[Math] Chi square goodness-of-fit test for Uniform distribution using Matlab

Question

I need to test random numbers generators in 1, 2 and 3 dimensions. Criteria of test is that generated numbers are from uniform distribution. I am doing this using Matlab. I'm told to use Chi-2 test statistic $$\chi^2=\sum^B_{i=1}\frac{(expected(i)-observed(i))^2}{expected(i)}$$
where $B$ is number of bins, $expected(i)=\frac{N}{B}$ for all $i$ is expected number of elements in $i_{th}$ bin and $N$ is number of generated numbers.

What I have done is that I generated

• $N\times 1$ matrix of random numbers for $1D$
• $N\times 2$ matrix of random numbers for $2D$
• $N\times 3$ matrix of random numbers for $3D$

Then, I set a number of bins (B) for each component of matrix elements and I created zero matrices of sizes

• $1\times B$ for $1D$
• $B\times B$ for $2D$
• $B\times B\times B$ for $3D$

and, using loops, I counted how many generated numbers are in which bin and those were, actually, values $observed(i)$.
At this point I am able to calculate $\chi^2$ test statistic for all 3 dimensions.

I know how to read $\chi^2$ table but I don't know how to check significance using Matlab. I'm also not sure about degrees of freedom, but I think it's $B-1$ for $1D$, $BB-1$ for $2D$ and $BBB-1$ for $3D$ since we don't have to estimate any parameter for uniform distribution. I would appreciate some help. Thanks!

Answer 1

Just to expend on it and give the all the code.

Setting parameters

N=100; % sample size
a=0; % lower boundary
b=1; % higher boundary

Sample N uniformly distributed values between a and b. And in the second line add some bais to make it not uniform if you want to test the code.

x=unifrnd(a,b,N,1);
%x(x<.9) = rand(sum(x<.9),1);

Using chi2gof

As described here, with chi2gof, you can't use the 'cdf of the hypothesized distribution' and need to specified the bins, the edges and the expected values.

nbins = 10; % number of bin
edges = linspace(a,b,nbins+1); % edges of the bins
E = N/nbins*ones(nbins,1); % expected value (equal for uniform dist)

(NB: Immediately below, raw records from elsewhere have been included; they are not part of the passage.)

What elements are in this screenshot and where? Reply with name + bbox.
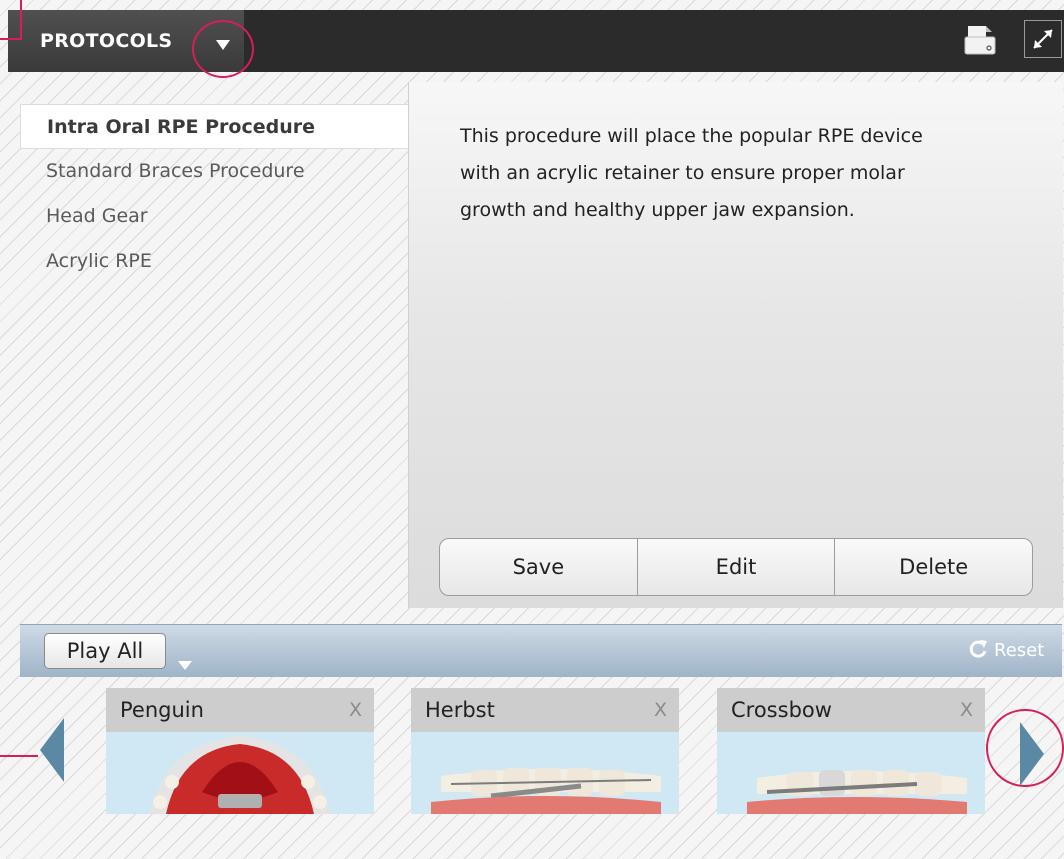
playlist-card-penguin[interactable]: Penguin X <box>106 688 374 814</box>
remove-card-button[interactable]: X <box>654 699 667 721</box>
highlight-connector <box>0 755 38 757</box>
play-all-button[interactable]: Play All <box>44 633 166 669</box>
action-button-group: Save Edit Delete <box>439 538 1033 596</box>
previous-arrow-icon[interactable] <box>40 718 64 786</box>
delete-button[interactable]: Delete <box>835 539 1032 595</box>
save-button[interactable]: Save <box>440 539 638 595</box>
edit-button[interactable]: Edit <box>638 539 836 595</box>
highlight-connector <box>0 38 22 40</box>
description-line: This procedure will place the popular RP… <box>460 125 923 147</box>
next-arrow-icon[interactable] <box>1020 722 1044 790</box>
penguin-thumbnail <box>106 732 374 814</box>
card-title: Crossbow <box>731 698 832 722</box>
expand-icon[interactable] <box>1024 20 1062 58</box>
playlist-toolbar: Play All Reset <box>20 624 1062 677</box>
playlist-card-herbst[interactable]: Herbst X <box>411 688 679 814</box>
crossbow-thumbnail <box>717 732 985 814</box>
playlist-card-crossbow[interactable]: Crossbow X <box>717 688 985 814</box>
card-title: Penguin <box>120 698 204 722</box>
highlight-connector <box>20 0 22 40</box>
protocol-list: Intra Oral RPE Procedure Standard Braces… <box>20 104 412 284</box>
play-options-caret-icon[interactable] <box>178 655 192 674</box>
protocol-item-head-gear[interactable]: Head Gear <box>20 194 412 239</box>
top-bar: PROTOCOLS <box>8 10 1064 72</box>
description-line: growth and healthy upper jaw expansion. <box>460 199 855 221</box>
remove-card-button[interactable]: X <box>960 699 973 721</box>
dropdown-highlight-ring <box>192 20 254 78</box>
description-line: with an acrylic retainer to ensure prope… <box>460 162 905 184</box>
reset-label: Reset <box>994 640 1045 661</box>
reset-button[interactable]: Reset <box>968 639 1044 664</box>
card-header: Herbst X <box>411 688 679 732</box>
procedure-description: This procedure will place the popular RP… <box>460 118 1000 229</box>
protocol-item-intra-oral-rpe[interactable]: Intra Oral RPE Procedure <box>20 104 412 149</box>
refresh-icon <box>968 639 988 664</box>
print-icon[interactable] <box>963 26 997 60</box>
protocol-item-acrylic-rpe[interactable]: Acrylic RPE <box>20 239 412 284</box>
card-title: Herbst <box>425 698 495 722</box>
card-header: Crossbow X <box>717 688 985 732</box>
remove-card-button[interactable]: X <box>349 699 362 721</box>
card-header: Penguin X <box>106 688 374 732</box>
herbst-thumbnail <box>411 732 679 814</box>
protocol-item-standard-braces[interactable]: Standard Braces Procedure <box>20 149 412 194</box>
page-title: PROTOCOLS <box>40 30 173 52</box>
description-panel: This procedure will place the popular RP… <box>408 82 1063 608</box>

[h,p,stats] = chi2gof(x,'Expected',E,'Edges',edges)

Using chi2cdf

With this function you need to supply the chi-squared test statistic, $\displaystyle \chi ^{2}$ which can be computed with the function histogramm:

h = histogram(x,edges);
chi = sum((h.Values - N/nbins).^2 / (N/nbins));
k = nbins-1; % degree of freedom
chi2cdf(chi, k)

Note, that if you don't use the edges to compute the number of value per bins, histogramm will choose them from the lower value to the highest and therefore the final score will be different than with chi2gof

Quick Theory recall

Just to recall how to interpret the final value, few definition:

• The null hypothesis ($H_0$) is that the data x are coming from a uniform distribution.
• Pearson's chi-squared test is testing if you can safely reject the null hypothesis, i.e. "Can I say that x is not a coming from a uniform distribution ? "
• Pearson's cumulative test statistic $\displaystyle \chi ^{2}$ is a measure of the error between observations and expected value $$\displaystyle \chi ^{2} = \sum_{i=1}^N \frac{(O_i-E_i)^2}{E_i}$$
• Chi-squared distribution is the distribution that the Pearson's cumulative test statistic $\displaystyle \chi ^{2}$ would follow according $H_0$ (i.e. if the observation are coming from a uniform distribution)
• The p-value is the probability of obtaining a worst result than what was observation, when the null hypothesis is true. That is, the probability that, if we randomly draw a dataset y in a uniform distribution, the error (or Pearson's cumulative test) will be equal of higher than the actual observation x (=worst case).
• So, we can reject $H_0$ if p is lower than a significant level $\alpha$. That is, for small value of p, we can safely say that x is not coming from a uniform distribution.